Aux États-Unis, Park Rx America, un organisme à but non lucratif fondé par un pédiatre offre lui aussi un programme d’ordonnances par la nature depuis 2017. Son objectif est d’informer les professionnels de la santé des bénéfices de la nature sur le bien-être, les maladies chroniques et l’environnement tout en les encourageant à prescrire à leurs patients des visites en nature, selon une fréquence et un dosage précis. Le tout grâce à une plateforme qui leur permet notamment de localiser à proximité de chez leurs patients un parc adhérant au programme dont l’entrée est gratuite pour toute personne munie de cette prescription.
Au Canada
Plus récemment, la Fondation des Parcs de la Colombie-Britannique lançait Parks Prescription (PaRx), le premier programme national de prescription par la nature au Canada, en collaboration avec des professionnels de la santé. Son ambition vise à promouvoir les bienfaits des sorties en nature sur la santé, au même titre que l’alimentation saine, le sommeil et l’exercice physique.
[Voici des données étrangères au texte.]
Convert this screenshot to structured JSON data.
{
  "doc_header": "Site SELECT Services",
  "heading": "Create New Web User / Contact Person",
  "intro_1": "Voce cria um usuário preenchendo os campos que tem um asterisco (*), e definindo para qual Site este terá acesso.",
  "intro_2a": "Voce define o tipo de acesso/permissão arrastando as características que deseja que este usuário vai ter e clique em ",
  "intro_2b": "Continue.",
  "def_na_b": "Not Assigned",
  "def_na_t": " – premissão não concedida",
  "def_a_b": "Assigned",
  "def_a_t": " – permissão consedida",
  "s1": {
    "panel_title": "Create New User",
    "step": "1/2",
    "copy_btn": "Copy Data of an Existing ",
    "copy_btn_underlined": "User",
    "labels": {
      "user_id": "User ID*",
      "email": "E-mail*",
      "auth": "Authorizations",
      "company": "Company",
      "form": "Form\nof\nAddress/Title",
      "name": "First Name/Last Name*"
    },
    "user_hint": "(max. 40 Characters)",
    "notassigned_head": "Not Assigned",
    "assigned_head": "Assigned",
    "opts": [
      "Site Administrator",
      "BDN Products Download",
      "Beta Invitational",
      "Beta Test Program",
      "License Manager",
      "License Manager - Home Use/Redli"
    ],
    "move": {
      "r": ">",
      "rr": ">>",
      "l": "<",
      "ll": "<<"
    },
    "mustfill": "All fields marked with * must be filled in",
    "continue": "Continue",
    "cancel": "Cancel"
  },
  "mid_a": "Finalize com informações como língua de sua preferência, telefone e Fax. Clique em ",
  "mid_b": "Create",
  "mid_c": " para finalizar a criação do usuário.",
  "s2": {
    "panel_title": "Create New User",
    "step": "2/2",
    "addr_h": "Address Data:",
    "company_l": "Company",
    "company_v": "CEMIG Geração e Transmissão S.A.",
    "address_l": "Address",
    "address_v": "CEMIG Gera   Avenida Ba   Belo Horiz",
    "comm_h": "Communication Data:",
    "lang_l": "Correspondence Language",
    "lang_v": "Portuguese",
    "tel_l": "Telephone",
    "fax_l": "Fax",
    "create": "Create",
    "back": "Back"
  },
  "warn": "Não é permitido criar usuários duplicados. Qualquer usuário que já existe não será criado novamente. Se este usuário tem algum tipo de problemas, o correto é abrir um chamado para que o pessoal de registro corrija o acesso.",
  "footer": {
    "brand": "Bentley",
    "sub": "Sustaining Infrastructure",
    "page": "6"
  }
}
À l’instar du modèle américain, PaRx propose aux médecins, psychothérapeutes, physiologues, infirmières et autres travailleurs sociaux une plateforme simple d’utilisation qui les guide sur la façon de prescrire et d’enregistrer les prescriptions par la nature. « PaRx est une plateforme gratuite entièrement basée sur des études scientifiques. Elle permet d’accompagner autant les prescripteurs que les patients puisqu’elle offre beaucoup d’information vulgarisée ainsi que de la littérature plus spécifique » explique Isabelle Bradette. Le programme PaRx recommande par exemple des sorties d’un minimum 20 à 30 minutes en nature de manière à permettre une baisse efficace du cortisol, une hormone responsable du stress. Appuyé par plusieurs associations professionnelles, dont l’Association des médecins pour l’environnement, PaRx existe en Colombie-Britannique depuis décembre 2020 et en Ontario depuis mars dernier.
Et au Québec ?
Ce programme intéresse déjà des médecins au Québec. Un comité d’élaboration du programme, composé de cinq professionnels de la santé et notamment d’Isabelle Bradette, vient d’ailleurs de se créer pour adapter PaRx à la réalité québécoise. « Nous allons mettre sur la plateforme des références d’études qui ont été faites au Québec, ainsi que des photos et des idées d’activités qui peuvent être pratiquées ici. Éventuellement, nous trouverons aussi un nouveau nom pour remplacer PaRx » explique Isabelle Bradette. Pour l’heure, ce comité amorce les démarches auprès d’associations de professionnels de la santé, des facultés de médecine et universités pour obtenir leur soutien dans le développement du programme au Québec. Pour Isabelle Bradette, il s’agit d’un prérequis en vue de démontrer la pertinence de Parks Prescription et promouvoir ce programme auprès de tous les professionnels de la santé. Cette étape permettra, comme elle l’espère, de lancer PaRx au Québec d’ici la fin de l’année ou le début de l’an prochain.